On Friday April 6, the 6 song EP was delivered to Sedona,Arizona where I shared and sang my insides out in a public way for the first time in my life. Who knew so many people had felt the same way at some point in their life and were seeking a life of more freedom, passion and purpose. There I was on stage with one of the authors and teachers who had touched my life and taught me how to love, Don Miguel Ruiz, best selling author of the Four Agreements, along with an amazing woman author,  teacher and friend Heather Ash Amara, the Ruiz Brothers and my chosen teacher who had been passed down initiations of the Sineca Tribe, Linda Star Wolf, creator of Venus Rising Association for Transformation, whose medicine, Native American and Shamanic Breathwork had literally transformed my life. It was a full circle, amazing moment I could not even have imagined.

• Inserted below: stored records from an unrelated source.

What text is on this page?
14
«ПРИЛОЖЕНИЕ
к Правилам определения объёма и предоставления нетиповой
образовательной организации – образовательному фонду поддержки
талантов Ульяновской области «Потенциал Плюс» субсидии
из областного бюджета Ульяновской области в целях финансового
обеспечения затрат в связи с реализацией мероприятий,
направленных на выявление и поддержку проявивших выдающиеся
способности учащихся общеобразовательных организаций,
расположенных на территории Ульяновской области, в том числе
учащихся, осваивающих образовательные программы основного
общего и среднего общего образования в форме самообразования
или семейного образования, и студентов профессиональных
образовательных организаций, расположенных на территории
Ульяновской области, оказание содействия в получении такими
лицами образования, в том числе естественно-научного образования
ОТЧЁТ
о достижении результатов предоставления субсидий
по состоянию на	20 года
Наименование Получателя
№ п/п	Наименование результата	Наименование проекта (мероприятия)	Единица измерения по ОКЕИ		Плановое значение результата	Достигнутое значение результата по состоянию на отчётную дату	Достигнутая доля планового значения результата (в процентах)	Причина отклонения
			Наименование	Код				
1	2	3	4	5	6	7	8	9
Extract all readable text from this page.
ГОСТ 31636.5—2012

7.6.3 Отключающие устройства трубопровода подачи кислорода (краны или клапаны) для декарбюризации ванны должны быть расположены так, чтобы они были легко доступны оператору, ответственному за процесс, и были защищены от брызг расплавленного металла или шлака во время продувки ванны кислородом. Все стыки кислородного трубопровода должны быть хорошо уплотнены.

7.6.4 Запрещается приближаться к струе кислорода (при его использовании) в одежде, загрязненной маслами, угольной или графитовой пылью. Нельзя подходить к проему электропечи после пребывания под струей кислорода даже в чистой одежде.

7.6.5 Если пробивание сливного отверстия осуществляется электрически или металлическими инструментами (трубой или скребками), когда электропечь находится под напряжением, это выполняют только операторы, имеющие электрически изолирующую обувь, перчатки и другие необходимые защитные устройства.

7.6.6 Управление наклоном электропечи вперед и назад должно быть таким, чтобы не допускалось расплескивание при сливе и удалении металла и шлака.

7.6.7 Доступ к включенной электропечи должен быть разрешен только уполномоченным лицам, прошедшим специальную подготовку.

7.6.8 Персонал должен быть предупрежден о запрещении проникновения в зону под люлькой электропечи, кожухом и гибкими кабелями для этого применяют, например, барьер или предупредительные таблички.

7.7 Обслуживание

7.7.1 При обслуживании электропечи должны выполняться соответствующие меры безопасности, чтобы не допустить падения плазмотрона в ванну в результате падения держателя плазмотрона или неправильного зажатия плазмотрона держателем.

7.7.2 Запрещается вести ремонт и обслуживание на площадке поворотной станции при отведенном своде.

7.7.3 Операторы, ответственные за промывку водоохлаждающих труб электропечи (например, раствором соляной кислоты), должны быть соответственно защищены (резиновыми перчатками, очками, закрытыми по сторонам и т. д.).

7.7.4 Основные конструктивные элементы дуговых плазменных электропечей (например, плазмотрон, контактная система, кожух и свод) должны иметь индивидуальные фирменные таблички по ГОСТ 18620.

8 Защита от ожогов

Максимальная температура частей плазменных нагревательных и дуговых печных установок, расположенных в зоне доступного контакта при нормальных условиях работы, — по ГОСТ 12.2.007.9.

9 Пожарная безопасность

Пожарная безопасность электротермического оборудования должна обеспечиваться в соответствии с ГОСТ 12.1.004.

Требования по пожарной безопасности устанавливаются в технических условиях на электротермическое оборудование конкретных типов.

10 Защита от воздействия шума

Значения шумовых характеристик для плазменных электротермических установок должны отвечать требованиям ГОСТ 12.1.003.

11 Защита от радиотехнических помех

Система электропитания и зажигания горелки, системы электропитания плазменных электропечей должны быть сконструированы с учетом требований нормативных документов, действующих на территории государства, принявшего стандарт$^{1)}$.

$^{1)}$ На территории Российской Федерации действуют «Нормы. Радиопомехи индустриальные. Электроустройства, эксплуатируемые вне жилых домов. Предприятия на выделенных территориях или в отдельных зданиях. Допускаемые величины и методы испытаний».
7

Miraculously and not surprisingly, another angel on this earth heard the EP in June and without me asking gifted me the ability to record the rest of the album. She too said it was put on her heart to help me make this music and that the world needed it now. I once again humbly surrendered and headed back to the studio the day after my European tour in September 2017. Amazingly on November 24, 2017, the day after Thanksgiving, the same day aunt Helen died one year before and exactly 9 months after I was given the seed money for this album in Teotihuacan,  Mexico, Shaman Heart - the Bittersweet Beautiful Ride, was born and given back to life and to all of those who need it the most. I have been in labor with this album for 20 years as I wrote most of these songs in my own search for love and personal freedom. These songs were my own experience, strength and hope I found along the way. They are the skeletons that were my medicine.

Last but certainly not least I am over the moon excited to share that within the month of this album release, my husband, Toltec wisdom keeper, personal freedom coach and shamanic breathwork minister and facilitator, Jeremy Pajer and I will open the doors to our dream come true, Freedom Folk and Soul, a congregation of Venus Rising for Tranformation with the intention of being witnesses for others on a path of personal freedom, teaching from our experiences of Toltec wisdom, native american and the transformative tools of Shamanic Breathwork and the Spiral Path. I am so honored to share my medicine of music, to teach and to lead power journeys all over the world being present for those seeking their own transformation.

This album is a thanks giving to so many who were mothers, fathers,  sisters, brothers, teachers, preachers, friends and witnesses on my journey. My prayer is that these songs find their way to the hearts and souls of the people who need them most. May they feel like I did listening to " You've Got A Friend", so many years ago, that they are not alone, that there is purpose in the pain, and our pain can become our medicine to lead our lives with more compassion, passion, purpose,  freedom and love.